Open jckkvs opened 1 year ago

jckkvs commented 1 year ago

I tested the fit functions of almost all classifiers and regressors. As a result of the tests, the following four models: SLIMClassifier, BayesianRuleSetClassifier, SlipperClassifier, and TaoTreeRegressor, failed to fit.

import pytest
from imodels import *
from sklearn.datasets import make_regression, make_classification

classifiers = [
    SLIMClassifier(),
    OptimalRuleListClassifier(),
    GreedyRuleListClassifier(),
    OneRClassifier(),
    BoostedRulesClassifier(),
    BayesianRuleSetClassifier(),
    RuleFitClassifier(),
    SkopeRulesClassifier(),
    SlipperClassifier(),
    C45TreeClassifier(),
    GreedyTreeClassifier(),
    FIGSClassifier(),
    FIGSClassifierCV(),
    HSTreeClassifier(),
    HSTreeClassifierCV(),
    TaoTreeClassifier(),
]

# not test
classifiers_for_discretized_X = [
    BayesianRuleListClassifier(),
    FPLassoClassifier(),
    FPSkopeClassifier(),
]

regressors = [
    SLIMRegressor(),
    BoostedRulesRegressor(),
    RuleFitRegressor(),
    GreedyTreeRegressor(),
    FIGSRegressor(),
    FIGSRegressorCV(),
    HSTreeRegressor(),
    HSTreeRegressorCV(),
    TaoTreeRegressor(),
]

# not test
regressors_for_discretized_X = [
    FPLassoRegressor(),
]

@pytest.mark.parametrize("classifier", classifiers)
def test_fit_classifier(classifier) -> None:
    X, y = make_classification(n_samples=25, n_features=5)
    classifier.fit(X, y)

@pytest.mark.parametrize("regressor", regressors)
def test_fit_regressor(regressor) -> None:
    X, y = make_regression(n_samples=25, n_features=5)
    regressor.fit(X, y)

Here are the test results

_____________________________________________ test_fit_classifier[classifier1] ______________________________________________

classifier = CorelsClassifier ({'c': 0.01, 'n_iter': 10000, 'map_type': 'prefix', 'policy': 'lower_bound', 'verbosity': [], 'ablation': 0, 'max_card': 2, 'min_support': 0.01})

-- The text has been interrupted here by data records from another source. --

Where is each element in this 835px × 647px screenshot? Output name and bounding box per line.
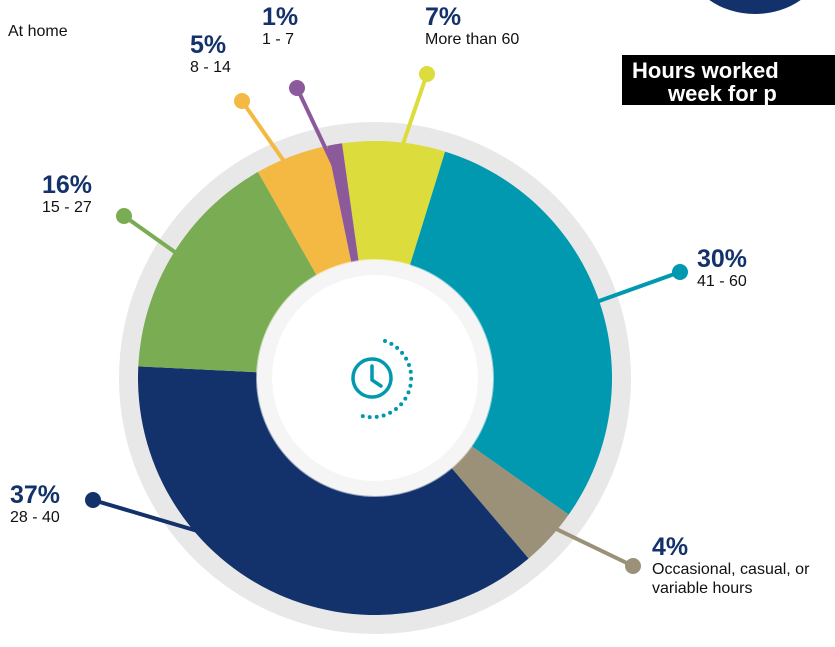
category-label: More than 60 xyxy=(425,31,520,48)
category-label: 41 - 60 xyxy=(697,273,747,290)
slice-label: 30% 41 - 60 xyxy=(697,246,747,291)
leader-line xyxy=(92,498,288,560)
value-label: 4% xyxy=(652,533,689,561)
value-label: 16% xyxy=(42,171,93,199)
annotation: At home xyxy=(8,23,68,40)
leader-line xyxy=(295,87,343,182)
slice-label: 37% 28 - 40 xyxy=(10,482,60,527)
leader-line xyxy=(563,270,681,316)
leader-line xyxy=(240,99,307,192)
slice-label: 16% 15 - 27 xyxy=(42,172,92,217)
slice xyxy=(342,141,446,266)
clock-dots xyxy=(357,339,414,420)
category-label: Occasional, casual, or variable hours xyxy=(652,561,810,597)
category-label: 1 - 7 xyxy=(262,31,295,48)
leader-line xyxy=(389,73,429,180)
slice-label: 4% Occasional, casual, or variable hours xyxy=(652,534,817,598)
slice-label: 1% 1 - 7 xyxy=(262,4,298,49)
slice xyxy=(257,145,352,276)
value-label: 1% xyxy=(262,3,299,31)
leader-dot xyxy=(85,492,101,508)
chart-title: Hours worked xyxy=(632,58,779,83)
leader-line xyxy=(122,214,206,275)
clock-hands xyxy=(370,364,383,388)
category-label: 15 - 27 xyxy=(42,199,92,216)
slice xyxy=(138,171,317,373)
value-label: 5% xyxy=(190,31,227,59)
badge xyxy=(702,0,808,18)
leader-dot xyxy=(672,264,688,280)
category-label: 28 - 40 xyxy=(10,509,60,526)
leader-dot xyxy=(116,208,132,224)
slice xyxy=(409,151,612,515)
slice xyxy=(451,446,569,559)
slice-label: 5% 8 - 14 xyxy=(190,32,231,77)
value-label: 7% xyxy=(425,3,462,31)
leader-dot xyxy=(419,66,435,82)
category-label: 8 - 14 xyxy=(190,59,231,76)
center xyxy=(272,275,478,481)
clock xyxy=(351,357,393,399)
leader-dot xyxy=(625,558,641,574)
leader-line xyxy=(521,511,634,568)
title-box: Hours worked week for p xyxy=(622,55,835,105)
leader-dot xyxy=(289,80,305,96)
slice xyxy=(138,366,529,615)
chart-subtitle: week for p xyxy=(668,81,777,106)
inner-ring xyxy=(256,259,494,497)
value-label: 30% xyxy=(697,245,748,273)
value-label: 37% xyxy=(10,481,61,509)
slice-label: 7% More than 60 xyxy=(425,4,519,49)
leader-dot xyxy=(234,93,250,109)
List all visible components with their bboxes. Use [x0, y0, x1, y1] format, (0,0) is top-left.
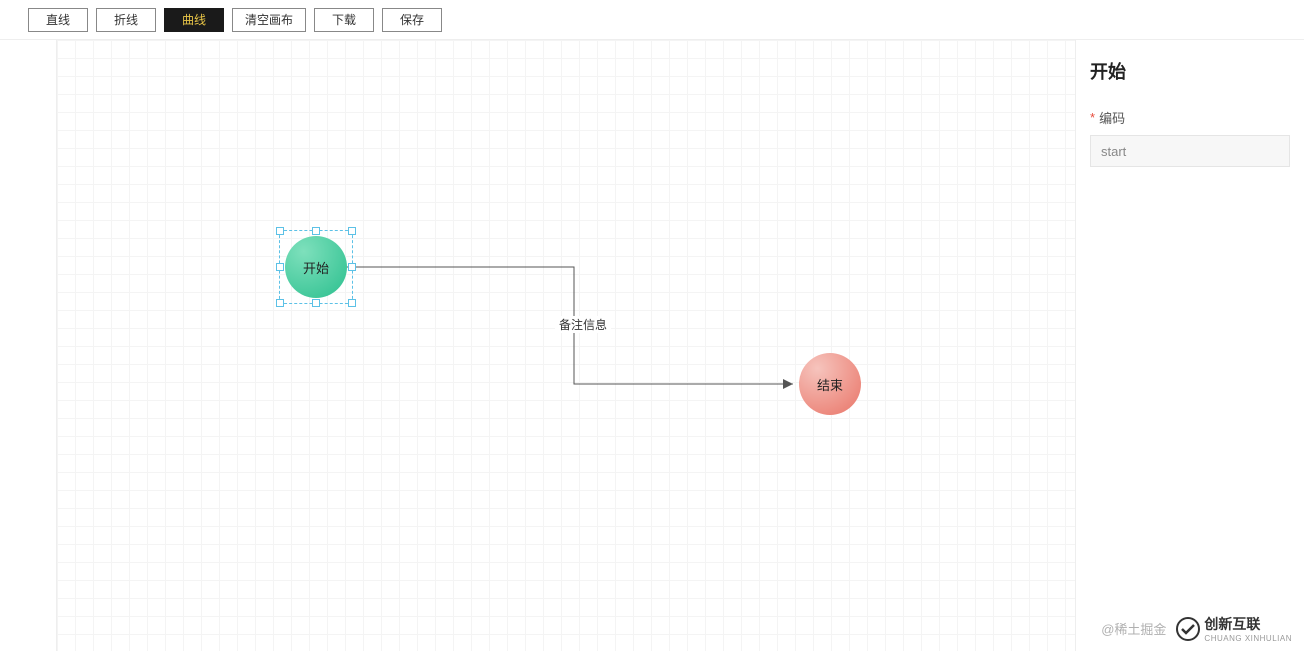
resize-handle-s[interactable] — [312, 299, 320, 307]
download-button[interactable]: 下载 — [314, 8, 374, 32]
resize-handle-w[interactable] — [276, 263, 284, 271]
toolbar: 直线 折线 曲线 清空画布 下载 保存 — [0, 0, 1304, 40]
resize-handle-sw[interactable] — [276, 299, 284, 307]
brand-text-wrap: 创新互联 CHUANG XINHULIAN — [1204, 614, 1292, 643]
edge-label[interactable]: 备注信息 — [555, 316, 611, 333]
line-straight-button[interactable]: 直线 — [28, 8, 88, 32]
edge-layer — [57, 40, 1075, 651]
required-star-icon: * — [1090, 110, 1095, 125]
field-label-code: * 编码 — [1090, 108, 1290, 127]
line-polyline-button[interactable]: 折线 — [96, 8, 156, 32]
clear-canvas-button[interactable]: 清空画布 — [232, 8, 306, 32]
resize-handle-nw[interactable] — [276, 227, 284, 235]
field-label-text: 编码 — [1099, 108, 1125, 127]
brand-sub: CHUANG XINHULIAN — [1204, 634, 1292, 643]
node-end[interactable]: 结束 — [799, 353, 861, 415]
line-curve-button[interactable]: 曲线 — [164, 8, 224, 32]
resize-handle-ne[interactable] — [348, 227, 356, 235]
panel-title: 开始 — [1090, 58, 1290, 84]
brand-logo-icon — [1176, 617, 1200, 641]
node-end-label: 结束 — [817, 375, 843, 394]
watermark-author: @稀土掘金 — [1101, 619, 1166, 638]
watermark-logo: 创新互联 CHUANG XINHULIAN — [1176, 614, 1292, 643]
node-start[interactable]: 开始 — [285, 236, 347, 298]
brand-name: 创新互联 — [1204, 614, 1292, 634]
watermark: @稀土掘金 创新互联 CHUANG XINHULIAN — [1101, 614, 1292, 643]
code-input[interactable] — [1090, 135, 1290, 167]
resize-handle-n[interactable] — [312, 227, 320, 235]
node-start-label: 开始 — [303, 258, 329, 277]
resize-handle-se[interactable] — [348, 299, 356, 307]
properties-panel: 开始 * 编码 — [1076, 40, 1304, 651]
canvas[interactable]: 备注信息 开始 结束 — [56, 40, 1076, 651]
resize-handle-e[interactable] — [348, 263, 356, 271]
edge-arrowhead — [783, 379, 793, 389]
save-button[interactable]: 保存 — [382, 8, 442, 32]
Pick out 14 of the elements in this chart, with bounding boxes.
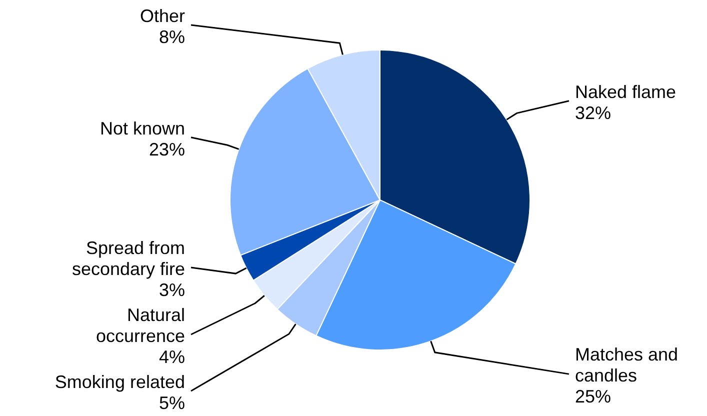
slice-label: Matches and candles bbox=[575, 344, 678, 386]
data-label: 5% bbox=[158, 393, 185, 413]
data-label: 25% bbox=[575, 386, 612, 407]
slice-label: Other bbox=[140, 6, 185, 26]
slice-label: Naked flame bbox=[575, 82, 676, 102]
slice-label: Smoking related bbox=[54, 372, 185, 392]
data-label: 3% bbox=[158, 280, 185, 300]
data-label: 8% bbox=[158, 27, 185, 47]
slice-label: Natural occurrence bbox=[96, 305, 185, 346]
data-label: 23% bbox=[148, 139, 185, 160]
slice-label: Spread from secondary fire bbox=[72, 238, 185, 279]
data-label: 32% bbox=[575, 102, 612, 123]
data-label: 4% bbox=[158, 347, 185, 367]
slice-label: Not known bbox=[100, 118, 185, 138]
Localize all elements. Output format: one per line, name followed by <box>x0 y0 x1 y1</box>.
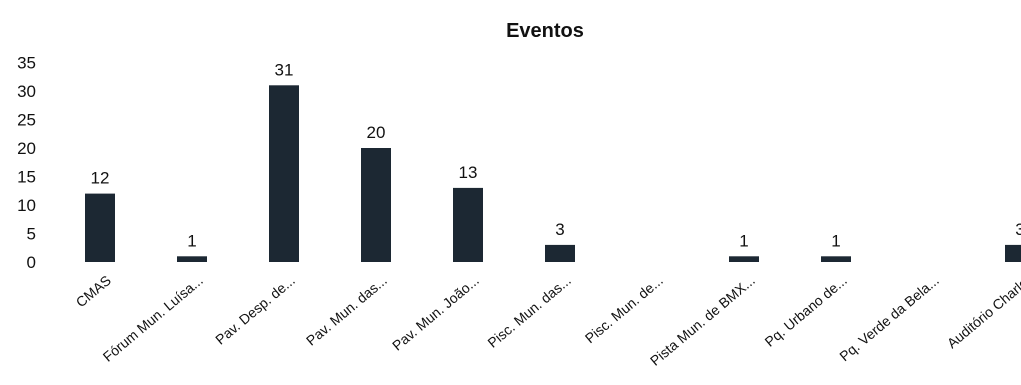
data-label: 1 <box>831 231 840 250</box>
data-label: 1 <box>739 231 748 250</box>
x-category-label: CMAS <box>73 272 114 310</box>
x-category-label: Pav. Mun. das... <box>303 272 390 349</box>
y-tick-label: 30 <box>17 82 36 101</box>
bar <box>729 256 759 262</box>
bar <box>361 148 391 262</box>
x-category-label: Pisc. Mun. das... <box>484 272 574 351</box>
y-tick-label: 5 <box>27 225 36 244</box>
y-tick-label: 20 <box>17 139 36 158</box>
bar <box>269 85 299 262</box>
data-label: 12 <box>91 169 110 188</box>
x-category-label: Pq. Verde da Bela... <box>836 272 942 364</box>
chart-title: Eventos <box>506 20 584 42</box>
bar <box>177 256 207 262</box>
x-category-label: Pista Mun. de BMX... <box>647 272 758 369</box>
y-axis: 0 5 10 15 20 25 30 35 <box>17 54 36 273</box>
bar <box>453 187 483 262</box>
x-category-label: Fórum Mun. Luísa... <box>100 272 206 365</box>
data-label: 3 <box>1015 220 1021 239</box>
bar <box>85 193 115 262</box>
bars <box>85 85 1021 262</box>
bar <box>545 244 575 262</box>
data-label: 31 <box>275 60 294 79</box>
x-category-label: Pisc. Mun. de... <box>582 272 666 346</box>
y-tick-label: 0 <box>27 253 36 272</box>
bar <box>1005 244 1021 262</box>
y-tick-label: 10 <box>17 196 36 215</box>
y-tick-label: 35 <box>17 54 36 73</box>
x-category-label: Pav. Desp. de... <box>212 272 298 348</box>
data-label: 1 <box>187 231 196 250</box>
y-tick-label: 25 <box>17 111 36 130</box>
x-category-label: Auditório Charlot <box>944 272 1021 351</box>
x-category-label: Pq. Urbano de... <box>762 272 850 350</box>
x-category-label: Pav. Mun. João... <box>389 272 482 354</box>
bar <box>821 256 851 262</box>
data-label: 3 <box>555 220 564 239</box>
data-label: 20 <box>367 123 386 142</box>
data-label: 13 <box>459 163 478 182</box>
y-tick-label: 15 <box>17 168 36 187</box>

    @pytest.mark.parametrize("classifier", classifiers)
    def test_fit_classifier(classifier) -> None:
        X, y = make_classification(n_samples=25, n_features=5)
>       classifier_ = clone(classifier)

tests\test_fit_print.py:52:
_ _ _ _ _ _ _ _ _ _ _ _ _ _ _ _ _ _ _ _ _ _ _ _ _ _ _ _ _ _ _ _ _ _ _ _ _ _ _ _ _ _ _ _ _ _ _ _ _ _ _ _ _ _ _ _ _ _ _ _ _ _ _

estimator = CorelsClassifier ({'c': 0.01, 'n_iter': 10000, 'map_type': 'prefix', 'policy': 'lower_bound', 'verbosity': [], 'ablation': 0, 'max_card': 2, 'min_support': 0.01})

    def clone(estimator, *, safe=True):
        """Construct a new unfitted estimator with the same parameters.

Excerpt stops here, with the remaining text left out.